Much of the criticism has been hurled at Governor Jerry Brown. Many drivers recognize that other states have not faced the same types of gas issues and California seems to pay the price that others do not have to pay.
Much of the blame has been directed at the refineries. For instance, power failures and a fire two months ago have lowered the amount of production in the last few months. The Bay area fire eliminated an estimated 245,000-barrel-a-day production which has not resumed.
There are other issues which are also being investigated. Calls were made by Senator Dianne Feinstein to investigate the variation in California energy costs which she claims “cannot be explained by market fundamentals and which turn out years later to have been the result of malicious and manipulative trading activity.”
So why is gasoline so expensive in California? First, they use a more expensive gas formulation. They also have the strictest emission control regulations in the country, even stricter than the federal government.

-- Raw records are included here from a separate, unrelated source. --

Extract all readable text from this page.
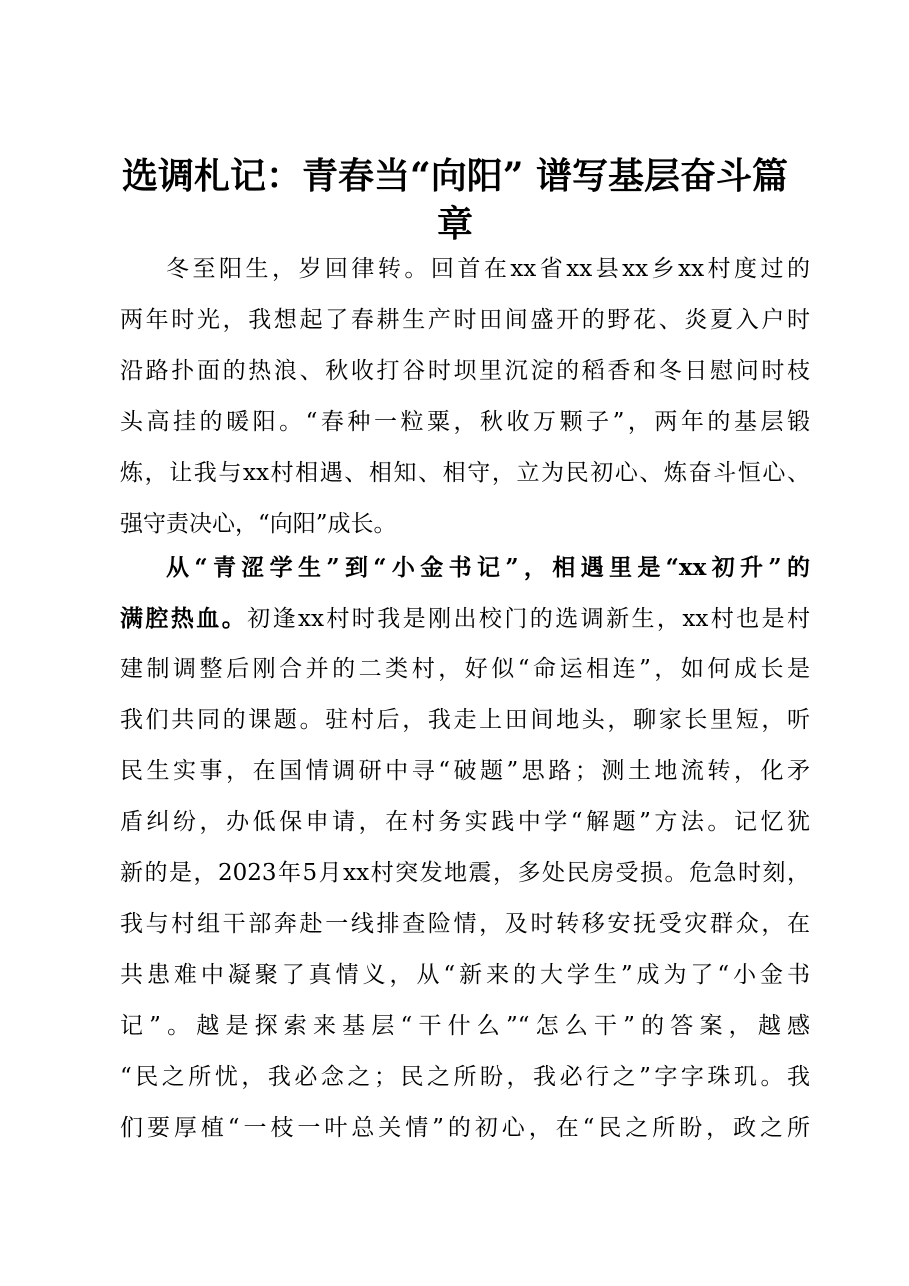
选调札记：青春当“向阳” 谱写基层奋斗篇章
冬至阳生，岁回律转。回首在xx省xx县xx乡xx村度过的
两年时光，我想起了春耕生产时田间盛开的野花、炎夏入户时
沿路扑面的热浪、秋收打谷时坝里沉淀的稻香和冬日慰问时枝
头高挂的暖阳。“春种一粒粟，秋收万颗子”，两年的基层锻
炼，让我与xx村相遇、相知、相守，立为民初心、炼奋斗恒心、
强守责决心，“向阳”成长。
从“青涩学生”到“小金书记”，相遇里是“xx初升”的
满腔热血。初逢xx村时我是刚出校门的选调新生，xx村也是村
建制调整后刚合并的二类村，好似“命运相连”，如何成长是
我们共同的课题。驻村后，我走上田间地头，聊家长里短，听
民生实事，在国情调研中寻“破题”思路；测土地流转，化矛
盾纠纷，办低保申请，在村务实践中学“解题”方法。记忆犹
新的是，2023年5月xx村突发地震，多处民房受损。危急时刻，
我与村组干部奔赴一线排查险情，及时转移安抚受灾群众，在
共患难中凝聚了真情义，从“新来的大学生”成为了“小金书
记”。越是探索来基层“干什么”“怎么干”的答案，越感
“民之所忧，我必念之；民之所盼，我必行之”字字珠玑。我
们要厚植“一枝一叶总关情”的初心，在“民之所盼，政之所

Given the requirements for this state this means that California drivers have to have refineries which are designed to make their special formula and when there is a shortage gasoline cannot be trucked in from other states to lower the costs or increase the supply. And what else increases the costs? Taxes. California drivers pay an average of 68 cents per gallon of gas in taxes and more than half of that goes to the state.
So, what can we deduce from this situation? Although the price of oil has risen and that can account for some of the spike in oil prices throughout the nation, California has implemented policies and decided that certain environmental ideals are more important that having affordable gas for the citizens of their state.